The latest treatment guidelines by the American Association for the Study of Liver Disease (AASLD) and Infectious Disease Society of America (IDSA) recommends use of DAAs as first-line treatment for hepatitis C infection. The choice of DAA varies by specific virus genotype, and the presence or absence of cirrhosis. In the U.S., specific insurance providers also might influence the choice due to the high cost of DAAs. Although the individual, public health, and cost benefits of treating all patients with hepatitis C is clear, the most difficult barrier to treating all people with HCV is the very high cost of the drug regimens. Patients are encouraged to discuss options with their health care professional.

Treatment is recommended in all patients with chronic hepatitis C unless they have a short life expectancy that is not related to liver disease. Severe life-threatening liver disease may require liver transplantation. Newer therapies with DAAs have allowed more and more patients to be treated.

What are the goals of therapy for hepatitis C infection?

The ultimate goals of antiviral therapy are to

  • prevent transmission of hepatitis C,
  • normalize liver tests,
  • reduce inflammation and scarring,
  • prevent progression to cirrhosis and liver cancer, and
  • improve survival and quality of life.

A side goal is preventing co-infections with other hepatitis viruses, such as A and B, which can cause more liver disease than HCV alone. These can be prevented by vaccines and treatment.

What is the treatment for people with acute hepatitis C infection?

When people first get hepatitis C, the infection is said to be acute. Most people with acute hepatitis C do not have symptoms so they are not recognized as being infected. However, some have low-grade fever, fatigue or other symptoms that lead to an early diagnosis. Others who become infected and have a known exposure to an infected source, such as a needlestick injury, are monitored closely.

Treatment decisions should be made on a case-by-case basis. Response to treatment is higher in acute hepatitis infection than chronic infection. However, many experts prefer to hold off treatment for 8-12 weeks to see whether the patient naturally eliminates the virus without treatment. Approaches to treatment are evolving. Patients with acute hepatitis C infection should discuss treatment options with a health care professional who is experienced in treating the disease. There is no established treatment regimen at this time.

How effective is hepatitis C treatment? Is hepatitis C curable?

If the hepatitis C RNA remains undetectable at the end of the treatment and follow-up period, this is called a sustained virologic response (SVR) and is considered a cure. Over 90% of people treated with DAAs are cured. These people have significantly reduced liver inflammation, and liver scarring may even be reversed.

About 5% of people who are treated for HCV infection are not cured by some of the older regimens. These people may still have options for cure with the newer regimens.

Who should not receive treatment with antiviral therapy?

Few people with hepatitis C are at risk for problems if they are treated, however there are some factors that affect treatment regimens, such as concurrent HIV medications and kidney dysfunction. Some drugs are not safe for people with cirrhosis. Individuals who are unable to comply with the treatment schedule for psychological reasons or ongoing drug or alcohol abuse may not be good candidates for treatment because the drugs are very costly and require adherence to the pill regimen and regular follow-up visits. There are some important drug interactions with some of the medications that should be considered by the health care professional.
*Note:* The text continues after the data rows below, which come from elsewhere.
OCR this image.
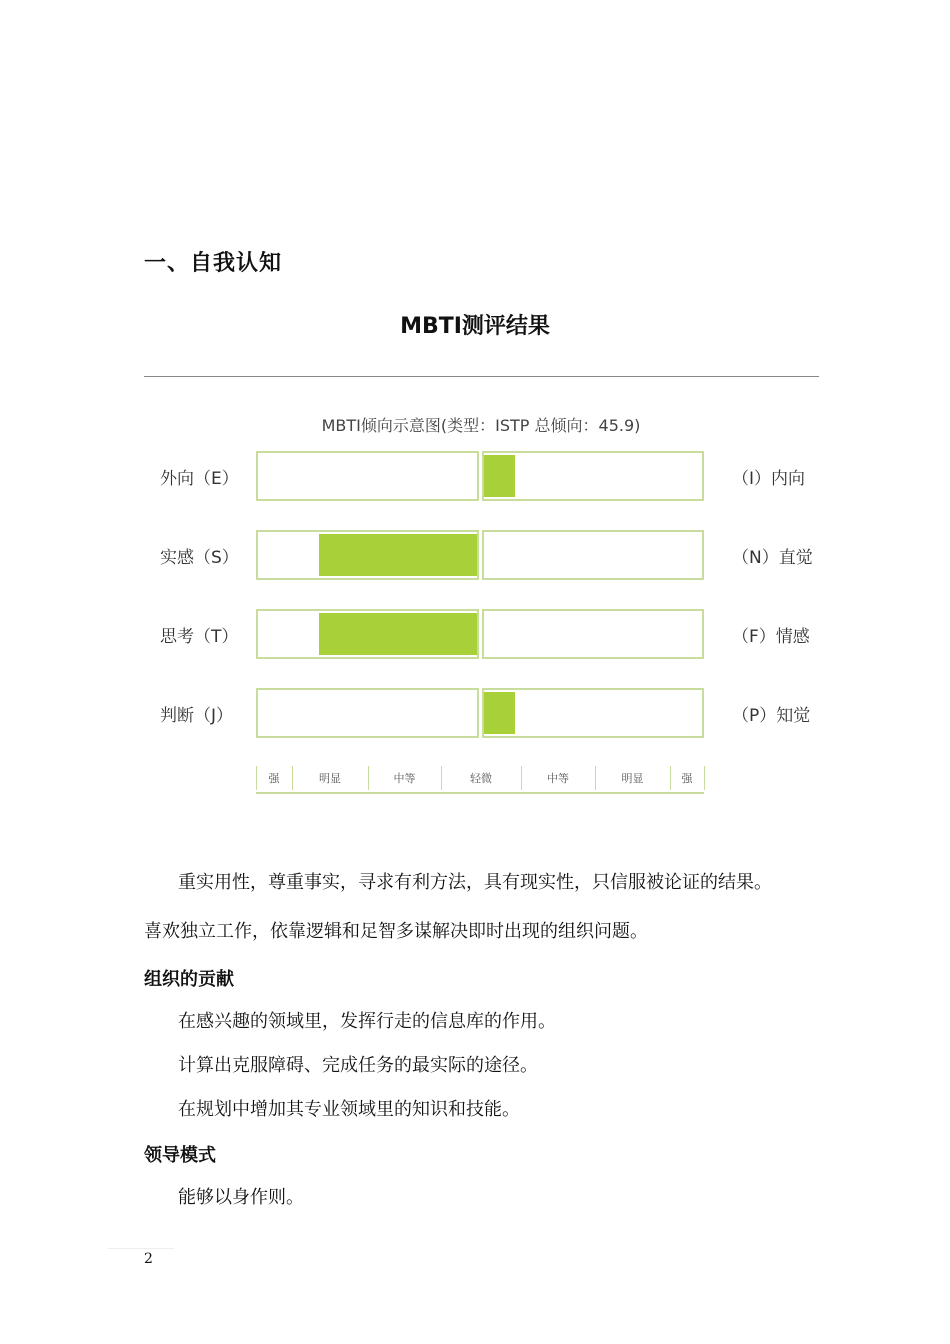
一、自我认知
MBTI测评结果
MBTI倾向示意图(类型：ISTP 总倾向：45.9)
外向（E）	（I）内向
实感（S）	（N）直觉
思考（T）	（F）情感
判断（J）	（P）知觉
强	明显	中等	轻微	中等	明显	强
重实用性，尊重事实，寻求有利方法，具有现实性，只信服被论证的结果。
喜欢独立工作，依靠逻辑和足智多谋解决即时出现的组织问题。
组织的贡献
在感兴趣的领域里，发挥行走的信息库的作用。
计算出克服障碍、完成任务的最实际的途径。
在规划中增加其专业领域里的知识和技能。
领导模式
能够以身作则。
2
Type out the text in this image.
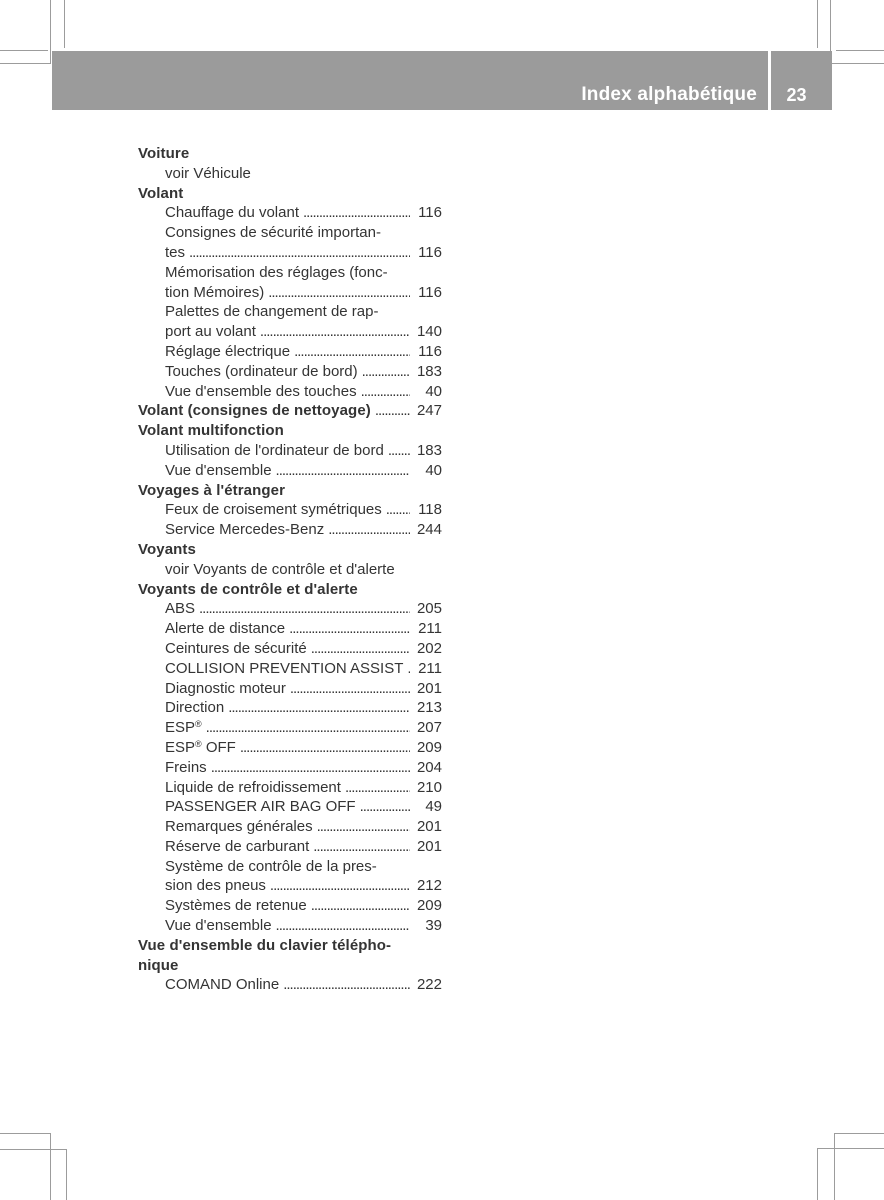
Index alphabétique 23
Voiture
voir Véhicule
Volant
Chauffage du volant .....	116
Consignes de sécurité importan-
tes .....	116
Mémorisation des réglages (fonc-
tion Mémoires) .....	116
Palettes de changement de rap-
port au volant .....	140
Réglage électrique .....	116
Touches (ordinateur de bord) .....	183
Vue d'ensemble des touches .....	40
Volant (consignes de nettoyage) .....	247
Volant multifonction
Utilisation de l'ordinateur de bord ..... 183
Vue d'ensemble .....	40
Voyages à l'étranger
Feux de croisement symétriques ..... 118
Service Mercedes-Benz .....	244
Voyants
voir Voyants de contrôle et d'alerte
Voyants de contrôle et d'alerte
ABS .....	205
Alerte de distance .....	211
Ceintures de sécurité .....	202
COLLISION PREVENTION ASSIST ..... 211
Diagnostic moteur .....	201
Direction .....	213
ESP® .....	207
ESP® OFF .....	209
Freins .....	204
Liquide de refroidissement .....	210
PASSENGER AIR BAG OFF .....	49
Remarques générales .....	201
Réserve de carburant .....	201
Système de contrôle de la pres-
sion des pneus .....	212
Systèmes de retenue .....	209
Vue d'ensemble .....	39
Vue d'ensemble du clavier télépho-
nique
COMAND Online .....	222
People with past hepatitis B or who have chronic active hepatitis B should not be treated for HCV without treating for HBV as well. As highly effective treatment for HCV has emerged, reports of serious hepatitis B have come to light. Similar to HCV, hepatitis B usually does not clear from the liver after acute infection, even though it is far less likely to cause chronic active hepatitis than hepatitis C infection. It remains dormant in most people, but it can reactivate with changes in the immune system. It is not clear why eliminating the HCV can allow the HBV infection to flare up. Hepatitis B screening is an important part of the hepatitis C evaluation. Those who have laboratory evidence of active or past infection with HBV should be monitored while receiving HCV treatment.

What are the side effects of treatments for hepatitis C infection?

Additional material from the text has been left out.